士農工商
しのうこうしょう
名詞
標準
hierarchy of samurai, farmers, artisans, and merchants in Edo society
文例 · 用例
上は摂政関白武将より下は士農工商あらゆる階級の間に行なわれ、これらの人々の社会人としての活動生活の侶伴となってそれを助け導いて来たと思われる。
— 寺田寅彦 『俳諧の本質的概論』 青空文庫
河童の一肩、聳えつつ、「芸人でしゅか、士農工商の道を外れた、ろくでなしめら。
— 泉鏡花 『貝の穴に河童の居る事』 青空文庫
士農工商という順序に従えば、私は大工の息子です、ずっと身分が下であります。
— 太宰治 『風の便り』 青空文庫
士農工商師匠のこせついたのは見苦しいが、ことの序でに戒めて置くぞ。
— 織田作之助 『猿飛佐助』 青空文庫
昔から士農工商というが、あれは誠と嘘との使いわけの程度によって、順序を立てたので、仕事の性質がそうなっているのだ。
— 有島武郎 『親子』 青空文庫
今日の社会は経済的関係なるが故に、士農工商如何なる職業のものも生活を談じ米塩を説いて少しも憚からず。

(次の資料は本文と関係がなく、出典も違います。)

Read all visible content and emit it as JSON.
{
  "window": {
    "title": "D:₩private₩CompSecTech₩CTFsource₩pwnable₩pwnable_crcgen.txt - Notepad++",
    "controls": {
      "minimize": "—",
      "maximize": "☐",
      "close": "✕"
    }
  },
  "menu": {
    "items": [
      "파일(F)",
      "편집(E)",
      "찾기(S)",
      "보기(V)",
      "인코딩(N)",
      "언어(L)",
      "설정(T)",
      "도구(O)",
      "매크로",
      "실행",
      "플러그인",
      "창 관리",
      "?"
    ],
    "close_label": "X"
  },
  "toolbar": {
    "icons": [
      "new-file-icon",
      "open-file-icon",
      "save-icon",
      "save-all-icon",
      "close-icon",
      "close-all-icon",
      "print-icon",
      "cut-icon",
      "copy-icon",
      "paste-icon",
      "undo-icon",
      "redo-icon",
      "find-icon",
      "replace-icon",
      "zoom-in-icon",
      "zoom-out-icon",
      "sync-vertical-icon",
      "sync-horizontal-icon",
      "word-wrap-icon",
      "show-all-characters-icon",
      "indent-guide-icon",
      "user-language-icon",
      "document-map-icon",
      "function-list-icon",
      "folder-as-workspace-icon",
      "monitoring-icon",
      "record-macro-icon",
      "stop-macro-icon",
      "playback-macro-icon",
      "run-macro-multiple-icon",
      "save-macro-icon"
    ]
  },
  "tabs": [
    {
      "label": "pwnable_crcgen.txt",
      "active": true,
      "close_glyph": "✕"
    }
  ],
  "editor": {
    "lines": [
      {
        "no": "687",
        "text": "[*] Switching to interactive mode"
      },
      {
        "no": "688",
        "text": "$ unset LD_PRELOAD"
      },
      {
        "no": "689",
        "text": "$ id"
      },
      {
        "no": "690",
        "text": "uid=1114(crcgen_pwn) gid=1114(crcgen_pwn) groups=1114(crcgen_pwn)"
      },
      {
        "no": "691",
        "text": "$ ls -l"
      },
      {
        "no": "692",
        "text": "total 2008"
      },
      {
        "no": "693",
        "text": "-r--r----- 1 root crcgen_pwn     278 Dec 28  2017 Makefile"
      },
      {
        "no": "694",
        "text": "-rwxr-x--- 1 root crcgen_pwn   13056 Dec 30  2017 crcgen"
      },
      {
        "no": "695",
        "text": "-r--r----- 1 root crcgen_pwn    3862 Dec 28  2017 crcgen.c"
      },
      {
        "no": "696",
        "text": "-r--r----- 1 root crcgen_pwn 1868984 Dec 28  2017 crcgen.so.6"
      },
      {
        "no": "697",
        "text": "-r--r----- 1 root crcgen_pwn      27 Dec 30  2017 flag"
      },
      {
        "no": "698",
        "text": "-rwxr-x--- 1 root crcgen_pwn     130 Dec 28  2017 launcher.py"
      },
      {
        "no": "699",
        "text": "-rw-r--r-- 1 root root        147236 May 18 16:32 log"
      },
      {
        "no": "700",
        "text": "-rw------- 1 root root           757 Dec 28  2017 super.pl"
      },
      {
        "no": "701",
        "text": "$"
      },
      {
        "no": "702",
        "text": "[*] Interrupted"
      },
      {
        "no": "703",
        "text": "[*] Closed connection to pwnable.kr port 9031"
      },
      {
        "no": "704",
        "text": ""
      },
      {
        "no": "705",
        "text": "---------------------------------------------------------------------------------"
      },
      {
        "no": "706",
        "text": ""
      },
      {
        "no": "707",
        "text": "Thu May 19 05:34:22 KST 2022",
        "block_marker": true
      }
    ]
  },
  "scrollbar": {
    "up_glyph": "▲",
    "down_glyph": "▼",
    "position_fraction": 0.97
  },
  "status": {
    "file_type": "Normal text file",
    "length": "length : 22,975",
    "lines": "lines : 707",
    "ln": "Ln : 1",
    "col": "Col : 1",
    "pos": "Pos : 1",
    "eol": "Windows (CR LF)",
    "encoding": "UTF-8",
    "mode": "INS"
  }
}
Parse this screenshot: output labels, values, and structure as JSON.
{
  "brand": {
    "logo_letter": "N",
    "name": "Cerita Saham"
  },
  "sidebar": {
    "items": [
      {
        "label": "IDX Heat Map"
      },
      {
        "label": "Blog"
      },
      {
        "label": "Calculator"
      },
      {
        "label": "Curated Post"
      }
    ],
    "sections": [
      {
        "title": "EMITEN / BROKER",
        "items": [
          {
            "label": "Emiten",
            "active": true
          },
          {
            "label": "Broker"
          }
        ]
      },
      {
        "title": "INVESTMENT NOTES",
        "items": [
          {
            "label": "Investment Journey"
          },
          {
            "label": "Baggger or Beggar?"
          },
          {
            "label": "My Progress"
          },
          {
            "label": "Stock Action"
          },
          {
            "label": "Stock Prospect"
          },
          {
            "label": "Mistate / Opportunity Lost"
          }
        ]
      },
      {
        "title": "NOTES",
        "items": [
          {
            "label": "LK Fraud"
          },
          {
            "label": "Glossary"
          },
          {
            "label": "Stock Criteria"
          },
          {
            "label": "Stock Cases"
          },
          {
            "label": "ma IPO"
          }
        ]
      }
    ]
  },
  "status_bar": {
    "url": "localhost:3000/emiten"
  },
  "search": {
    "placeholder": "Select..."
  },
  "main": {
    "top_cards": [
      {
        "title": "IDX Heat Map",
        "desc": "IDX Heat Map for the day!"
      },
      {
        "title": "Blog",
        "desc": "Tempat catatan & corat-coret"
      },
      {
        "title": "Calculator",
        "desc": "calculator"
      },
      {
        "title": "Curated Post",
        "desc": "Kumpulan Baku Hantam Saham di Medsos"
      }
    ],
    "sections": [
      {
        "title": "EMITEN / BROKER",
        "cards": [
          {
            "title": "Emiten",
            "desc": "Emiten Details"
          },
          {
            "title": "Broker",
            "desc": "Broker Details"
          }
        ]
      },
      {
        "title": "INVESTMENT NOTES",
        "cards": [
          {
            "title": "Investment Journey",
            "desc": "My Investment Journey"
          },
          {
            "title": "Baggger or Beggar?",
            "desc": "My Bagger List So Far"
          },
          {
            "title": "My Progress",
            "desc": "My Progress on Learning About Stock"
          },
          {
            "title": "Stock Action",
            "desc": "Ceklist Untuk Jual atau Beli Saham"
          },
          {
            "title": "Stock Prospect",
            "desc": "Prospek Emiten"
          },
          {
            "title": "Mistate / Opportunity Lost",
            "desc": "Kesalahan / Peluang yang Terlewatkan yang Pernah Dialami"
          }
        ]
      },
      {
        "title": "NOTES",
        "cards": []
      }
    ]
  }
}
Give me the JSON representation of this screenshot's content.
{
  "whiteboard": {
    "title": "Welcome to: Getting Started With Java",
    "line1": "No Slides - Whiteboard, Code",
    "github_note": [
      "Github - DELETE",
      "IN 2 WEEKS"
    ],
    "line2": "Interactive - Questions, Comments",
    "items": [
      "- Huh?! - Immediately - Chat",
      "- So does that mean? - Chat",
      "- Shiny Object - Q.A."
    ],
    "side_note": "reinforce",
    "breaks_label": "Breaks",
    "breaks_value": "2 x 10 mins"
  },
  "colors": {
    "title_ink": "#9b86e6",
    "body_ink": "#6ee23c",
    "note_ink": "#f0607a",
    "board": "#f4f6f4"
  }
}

— 内田魯庵 『二十五年間の文人の社会的地位の進歩』 青空文庫
江戸に住まって江戸の人間になろうとするにゃ、ご藩士ご家中お大名仕えの者はいざ知らず、その他の者は、士農工商いずれであろうと、もよりもよりのお寺に人別届けをやって、だれそれ子どもが何人、父母いくつと寺受けをしてもらわなくちゃならねえおきてなんだ。
— 七七の橙 『右門捕物帖』 青空文庫
事、ひとたび流血沙汰に及んだとすれば、農民達にいか程正義正当の理由があったにしても、士農工商、階級の相違、権力の相違が片手落ちならぬ片手落ちの裁きをうけて、結局悲しい処罰をうけねばならぬ者は、正しいその農民達なのです。
— 日光に現れた退屈男 『旗本退屈男 第八話』 青空文庫
作例 · 標準
江戸時代の身分制度である士農工商は、必ずしも厳格な上下関係だけではなかったという説もある。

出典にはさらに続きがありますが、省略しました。